News Sifting...Thursday Edition
Here's some of what has caught my attention in the last couple of days (other than Scarlett Johannson's engagement and the fact that my tax rebate has not arrived yet...)
National Geographic has released a new international survey ranking the green habits of consumers. Somewhat predictably, the USA comes in at about the same position as the Mariners, if say this were the AL West. While Americans' environmental consumption habits are well known, this survey appears somewhat suspect to me. It doesn't look like it adjusts for differences in income and choices (other than availability of mass transit).
It's easy for Brazil to be tops for their choice of small homes and less reliance on fossil fuels when the choices available to them are small houses and no central heating or air conditioning. As we've seen in China, when standards of living rise, people may make less green choices. Still, you need to do better, my fellow Americans. You can start by buying a Friends of the Hylebos 25th Anniversary canvas grocery bag!
What is the Lindsey Lohan of the alternative energy movement? Biofuels, or so it would seem. No, I don't mean that biofuels have been out drinking and passing out in cars (or appearing in clunkers like Herbie: Fully Loaded, for that matter)...stay with me on this forced analogy, will you. It's all I got...
Anyhow, early in their career, biofuels were hailed, hyped and overhyped (and one would presume, overhailed, too) as the answer to global warming, air pollution, foreign oil dependence, and other things. They were the cute, freckle-faced 12 year old dream alternative fuel.

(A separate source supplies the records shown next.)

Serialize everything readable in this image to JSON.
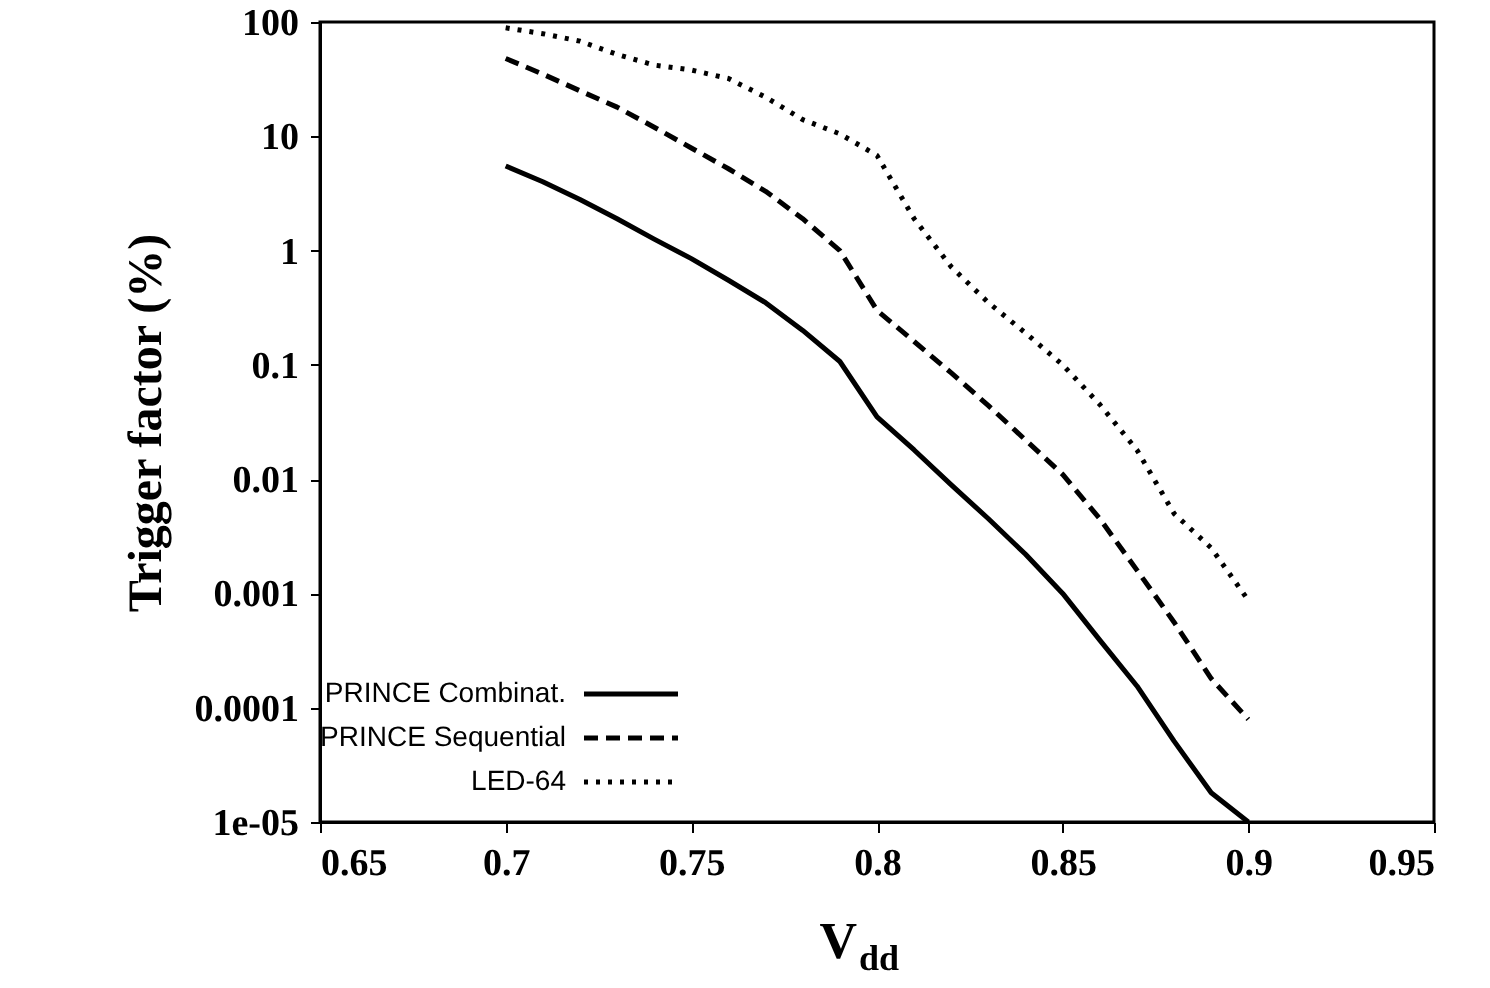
{
  "chart_data": {
    "type": "line",
    "xlabel": "V$_{dd}$",
    "ylabel": "Trigger factor (%)",
    "log": "y",
    "grid": false,
    "legend": "bottom left",
    "marker": "none",
    "x": [
      0.7,
      0.71,
      0.72,
      0.73,
      0.74,
      0.75,
      0.76,
      0.77,
      0.78,
      0.79,
      0.8,
      0.81,
      0.82,
      0.83,
      0.84,
      0.85,
      0.86,
      0.87,
      0.88,
      0.89,
      0.9
    ],
    "xlim": [
      0.65,
      0.95
    ],
    "xticks": [
      0.65,
      0.7,
      0.75,
      0.8,
      0.85,
      0.9,
      0.95
    ],
    "ylim": [
      1e-05,
      100
    ],
    "yticks": [
      {
        "value": 1e-05,
        "label": "1e-05"
      },
      0.0001,
      0.001,
      0.01,
      0.1,
      1,
      10,
      100
    ],
    "series": [
      {
        "name": "PRINCE Combinat.",
        "color": "#000000",
        "line_style": "solid",
        "values": [
          5.5,
          4.0,
          2.8,
          1.9,
          1.26,
          0.85,
          0.55,
          0.35,
          0.2,
          0.107,
          0.035,
          0.018,
          0.0089,
          0.0045,
          0.0022,
          0.001,
          0.00039,
          0.000155,
          5.1e-05,
          1.8e-05,
          1e-05
        ]
      },
      {
        "name": "PRINCE Sequential",
        "color": "#000000",
        "line_style": "dashed",
        "values": [
          48,
          35,
          25,
          18,
          12,
          7.9,
          5.2,
          3.3,
          1.9,
          1.0,
          0.3,
          0.16,
          0.085,
          0.044,
          0.022,
          0.011,
          0.0045,
          0.0016,
          0.00056,
          0.00018,
          7.9e-05
        ]
      },
      {
        "name": "LED-64",
        "color": "#000000",
        "line_style": "dotted",
        "values": [
          89,
          79,
          68,
          52,
          42,
          38,
          32,
          22,
          14,
          10.5,
          6.8,
          1.9,
          0.72,
          0.35,
          0.19,
          0.1,
          0.045,
          0.018,
          0.005,
          0.0025,
          0.00087
        ]
      }
    ]
  }
}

But, just a few years later, and biofuels are not that cute anymore. In fact, they are now getting bad press from all directions. An article in the P-I about biofuels troubles.
The WSJ takes a stab at getting the backlash going (though with a kind of odd Suzanne Somers reference that makes you wonder if the column author has an unrequited love thang).
Congress, of course, was shocked to find out that supply and demand were intertwined. And at least one North American town takes an ethical stand against biofuels.